Livro "O Conto da Aia": quando a distopia invade a realidade


 Um review-reflexão sobre a obra de Margaret Atwood

    Alguns livros não nos deixam virar a última página — eles permanecem. Vivem em pensamentos aleatórios, em conversas casuais e até em pesadelos silenciosos. "O Conto da Aia", de Margaret Atwood, é um desses. Li pela primeira vez no fim do ano passado, mas até hoje carrego essa história como quem carrega um aviso no bolso. E talvez este post seja tanto um desabafo quanto um convite para que mais pessoas conheçam essa distopia tão assustadoramente próxima da realidade.

    A trama se passa em Gilead, uma república teocrática e autoritária que substituiu os Estados Unidos. Nessa nova ordem, mulheres são destituídas de seus direitos e classificadas rigidamente conforme sua utilidade ao sistema. Entre essas categorias, estão as aias — mulheres férteis forçadas a gerar filhos para a elite governante. A narrativa acompanha Offred, uma dessas aias, enquanto ela revive memórias do passado e tenta sobreviver em um presente onde ser mulher é ser controlada.

    O que me marcou profundamente nessa leitura não foi apenas a brutalidade da sociedade distópica criada por Atwood, mas como ela descreve os efeitos dessa opressão na mente de Offred. O livro inteiro é contado por ela, o que nos coloca em um fluxo de consciência fraturado e íntimo. E é aí que tudo se torna ainda mais perturbador: a própria Offred, em muitos momentos, internaliza a opressão. Ela chega a pensar que aquilo tudo pode ser "normal", que talvez mereça aquele lugar. E não é só ela — outras aias também aceitam essa realidade, como se fosse inevitável.

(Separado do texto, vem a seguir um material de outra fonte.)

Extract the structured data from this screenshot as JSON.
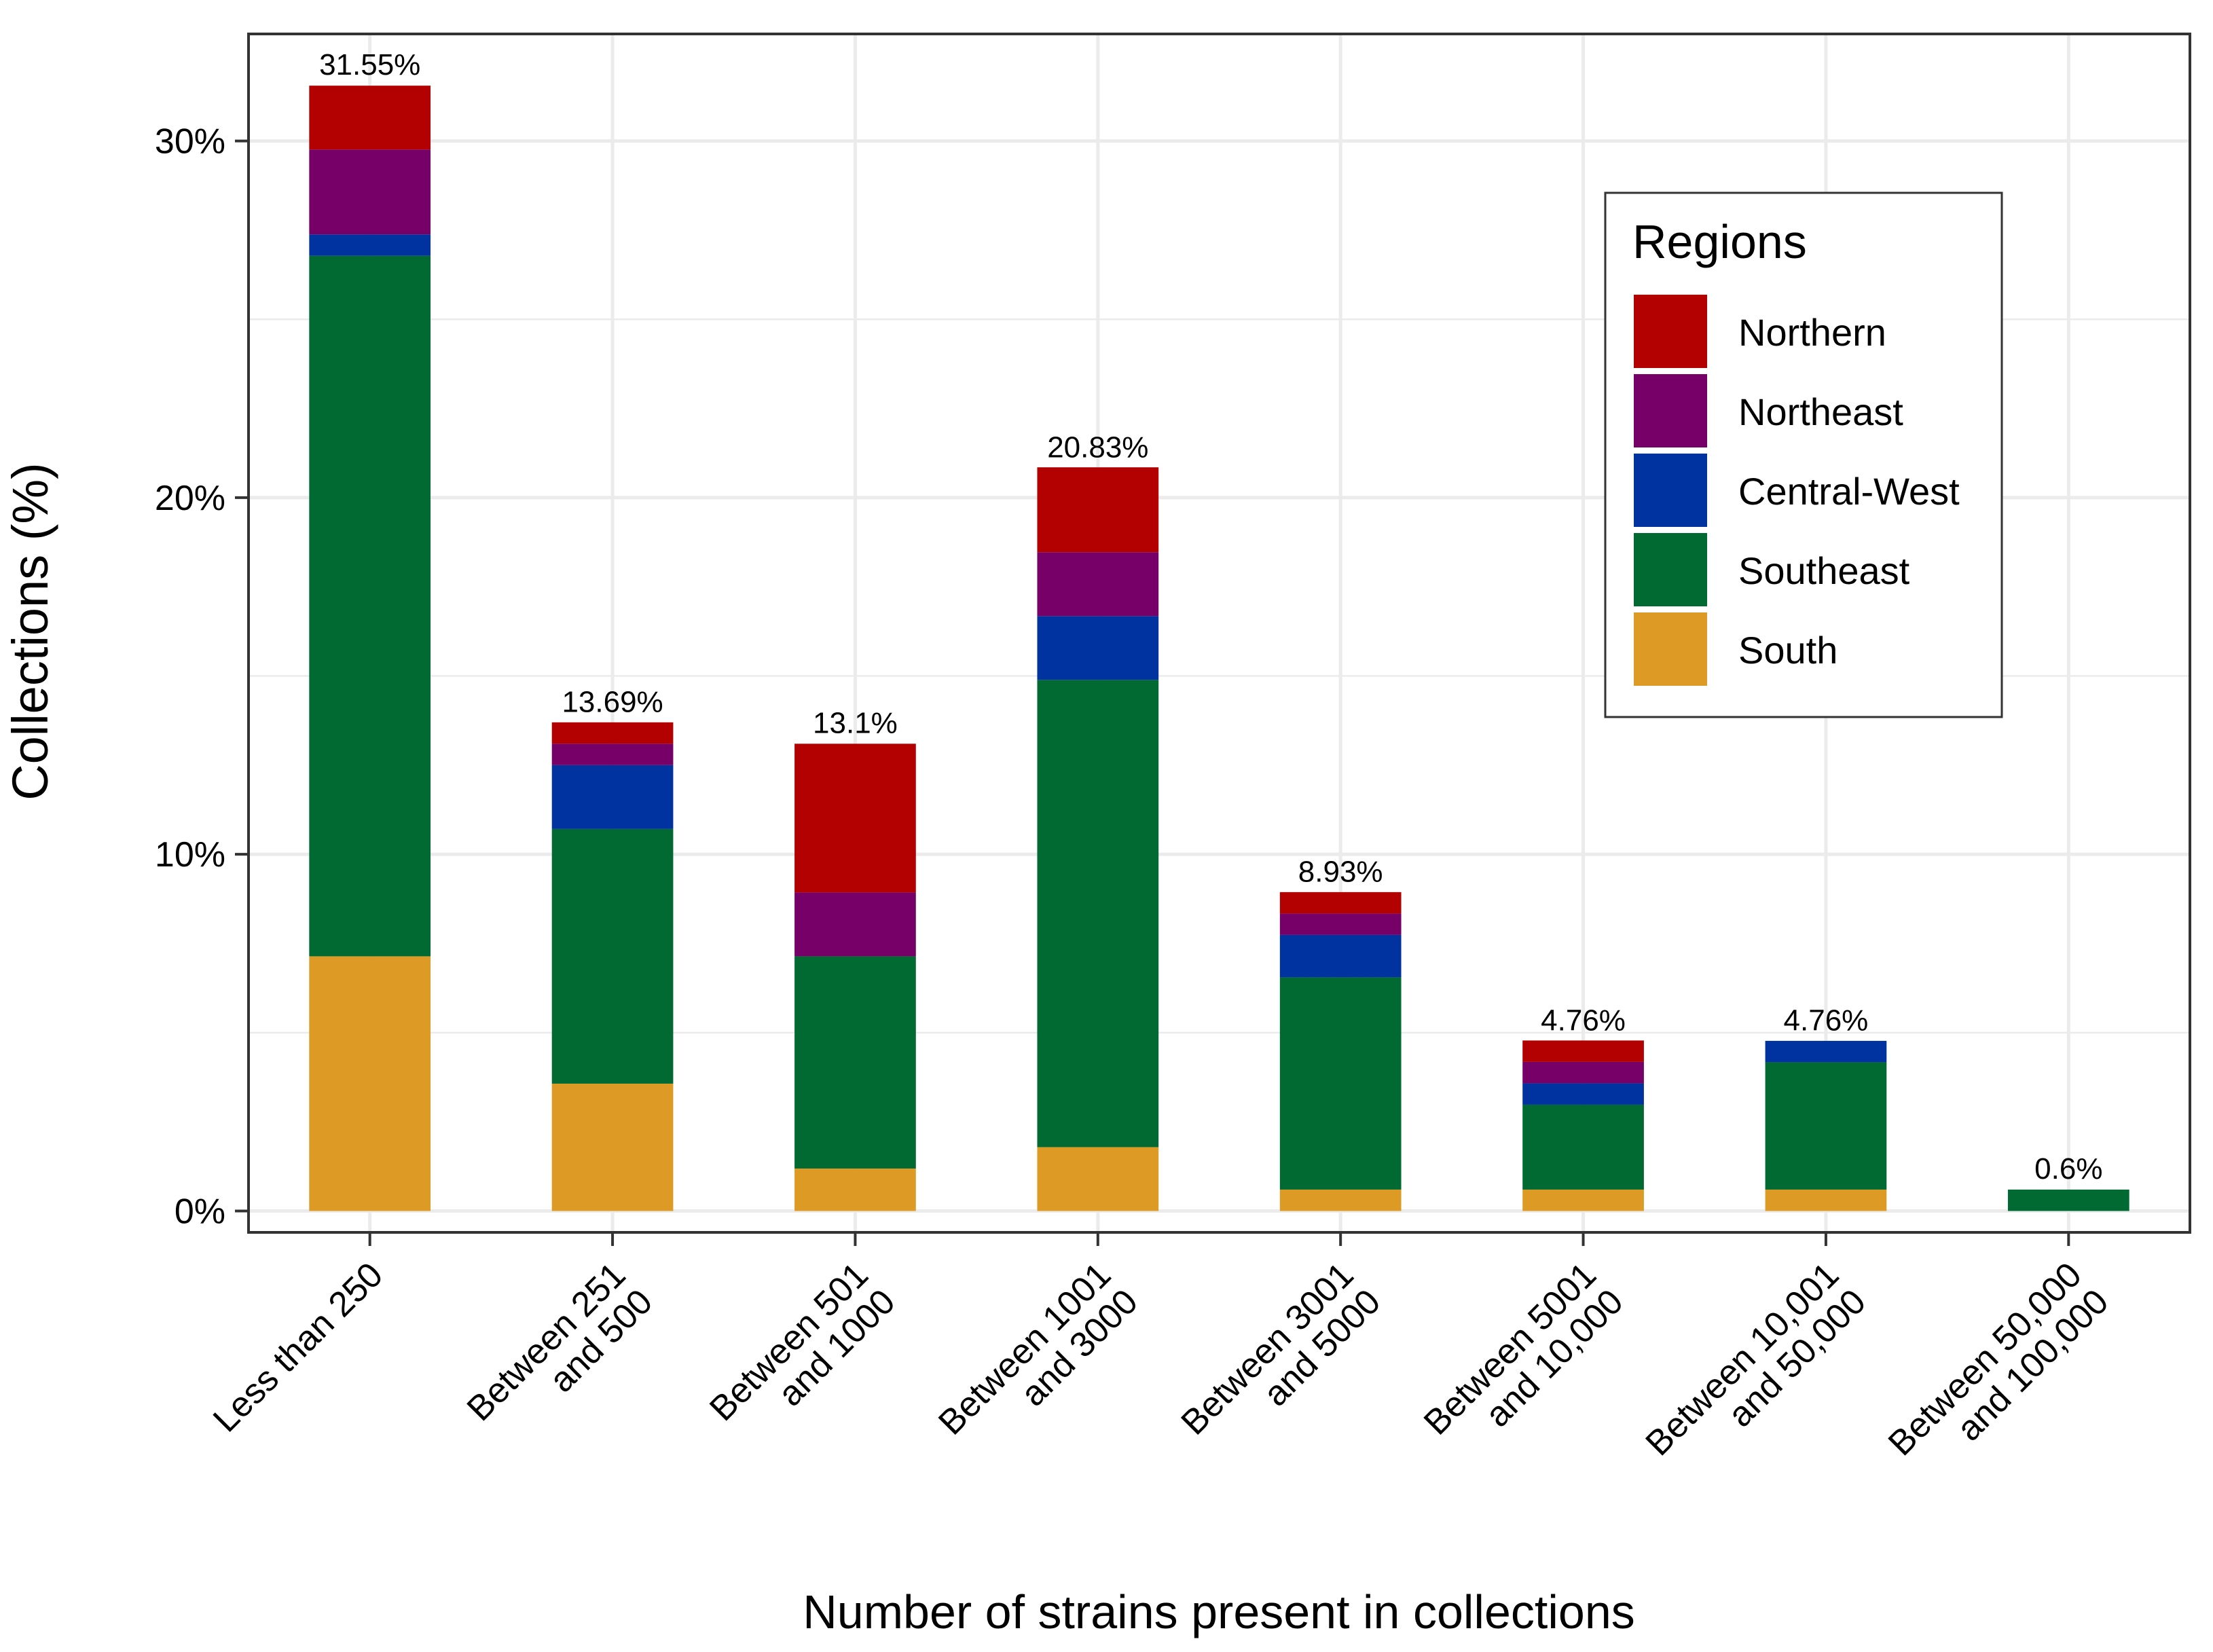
{
  "chart_data": {
    "type": "bar",
    "stacked": true,
    "title": "",
    "xlabel": "Number of strains present in collections",
    "ylabel": "Collections (%)",
    "ylim": [
      -0.6,
      33
    ],
    "yticks": [
      0,
      10,
      20,
      30
    ],
    "ytick_labels": [
      "0%",
      "10%",
      "20%",
      "30%"
    ],
    "grid": true,
    "categories": [
      [
        "Less than 250"
      ],
      [
        "Between 251",
        "and 500"
      ],
      [
        "Between 501",
        "and 1000"
      ],
      [
        "Between 1001",
        "and 3000"
      ],
      [
        "Between 3001",
        "and 5000"
      ],
      [
        "Between 5001",
        "and 10,000"
      ],
      [
        "Between 10,001",
        "and 50,000"
      ],
      [
        "Between 50,000",
        "and 100,000"
      ]
    ],
    "totals": [
      31.55,
      13.69,
      13.1,
      20.83,
      8.93,
      4.76,
      4.76,
      0.6
    ],
    "total_labels": [
      "31.55%",
      "13.69%",
      "13.1%",
      "20.83%",
      "8.93%",
      "4.76%",
      "4.76%",
      "0.6%"
    ],
    "series": [
      {
        "name": "South",
        "color": "#DD9A24",
        "values": [
          7.14,
          3.57,
          1.19,
          1.79,
          0.6,
          0.6,
          0.6,
          0
        ]
      },
      {
        "name": "Southeast",
        "color": "#016A33",
        "values": [
          19.64,
          7.14,
          5.95,
          13.1,
          5.95,
          2.38,
          3.57,
          0.6
        ]
      },
      {
        "name": "Central-West",
        "color": "#0032A0",
        "values": [
          0.6,
          1.79,
          0,
          1.79,
          1.19,
          0.6,
          0.6,
          0
        ]
      },
      {
        "name": "Northeast",
        "color": "#760068",
        "values": [
          2.38,
          0.6,
          1.79,
          1.79,
          0.6,
          0.6,
          0,
          0
        ]
      },
      {
        "name": "Northern",
        "color": "#B30000",
        "values": [
          1.79,
          0.6,
          4.17,
          2.38,
          0.6,
          0.6,
          0,
          0
        ]
      }
    ],
    "legend": {
      "title": "Regions",
      "placement": "top-right",
      "order": [
        "Northern",
        "Northeast",
        "Central-West",
        "Southeast",
        "South"
      ]
    }
  }
}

    Essa oscilação entre conformismo e rebeldia me fez refletir por semanas. Como o sistema consegue manipular a percepção da vítima a ponto de fazer parecer que o cárcere é merecido? Como o silêncio imposto se torna, aos poucos, o único lugar seguro? Atwood nos obriga a encarar como o autoritarismo não precisa apenas de força bruta — ele se alimenta também da culpa, do medo e do esquecimento.

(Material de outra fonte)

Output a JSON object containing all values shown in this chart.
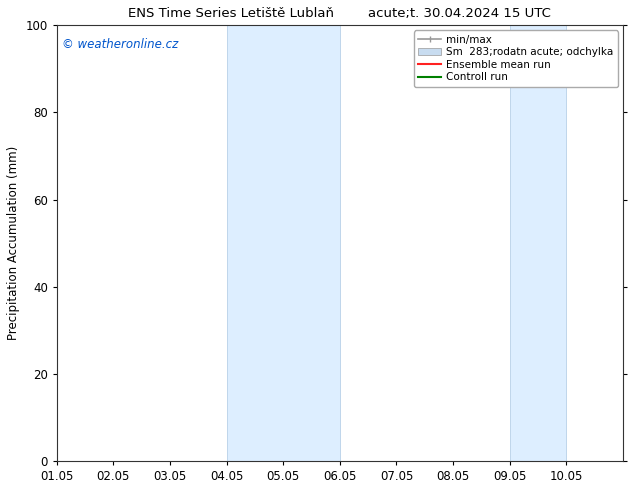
{
  "title": "ENS Time Series Letiště Lublaň        acute;t. 30.04.2024 15 UTC",
  "ylabel": "Precipitation Accumulation (mm)",
  "watermark": "© weatheronline.cz",
  "watermark_color": "#0055cc",
  "ylim": [
    0,
    100
  ],
  "xlim_start": 0.0,
  "xlim_end": 10.0,
  "xtick_positions": [
    0.0,
    1.0,
    2.0,
    3.0,
    4.0,
    5.0,
    6.0,
    7.0,
    8.0,
    9.0
  ],
  "xtick_labels": [
    "01.05",
    "02.05",
    "03.05",
    "04.05",
    "05.05",
    "06.05",
    "07.05",
    "08.05",
    "09.05",
    "10.05"
  ],
  "ytick_values": [
    0,
    20,
    40,
    60,
    80,
    100
  ],
  "shaded_regions": [
    {
      "xstart": 3.0,
      "xend": 5.0
    },
    {
      "xstart": 8.0,
      "xend": 9.0
    }
  ],
  "shaded_color": "#ddeeff",
  "shaded_edge_color": "#b8d0e8",
  "legend_entries": [
    {
      "label": "min/max",
      "color": "#999999",
      "lw": 1.2
    },
    {
      "label": "Sm  283;rodatn acute; odchylka",
      "color": "#c8dcf0",
      "lw": 8
    },
    {
      "label": "Ensemble mean run",
      "color": "#ff2020",
      "lw": 1.5
    },
    {
      "label": "Controll run",
      "color": "#008000",
      "lw": 1.5
    }
  ],
  "background_color": "#ffffff",
  "font_size": 8.5,
  "title_font_size": 9.5
}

    Outro ponto que ecoou em mim foi o quanto essa distopia não parece tão distante. Gilead não surge de um dia para o outro — ela é construída aos poucos, com pequenas concessões, com o silêncio cúmplice, com o medo disfarçado de prudência. E quando percebemos, já não temos mais escolha. Essa proximidade com a realidade assusta. O livro nos mostra que estamos sempre a um passo de perder liberdades que julgamos garantidas.

    Identidade, resistência, liberdade, apagamento da memória histórica. Esses temas atravessam a obra com força. E, infelizmente, atravessam também a vida real. Mulheres e minorias convivem com isso diariamente — o apagamento das suas histórias, a luta para existir e ser respeitadas, a resistência silenciosa e cotidiana. O mérito de Atwood é justamente transformar tudo isso em ficção sem tornar o cenário absurdo e fantasioso. Pelo contrário: o exagero está em quão real tudo parece.

"O Conto da Aia" é cruel, denso e simbólico. É feito de dor, mas também de pequenos lampejos de esperança. Nele há resistência, há desistência, há amor, há medo, há coragem. Tudo isso escrito de uma forma aflitiva, que aperta o peito. Não é uma leitura leve — mas é necessária. Para o vestibular, para a faculdade, para a vida.

    E se esse post te despertar ao menos a curiosidade de abrir esse livro, então talvez eu tenha cumprido meu objetivo.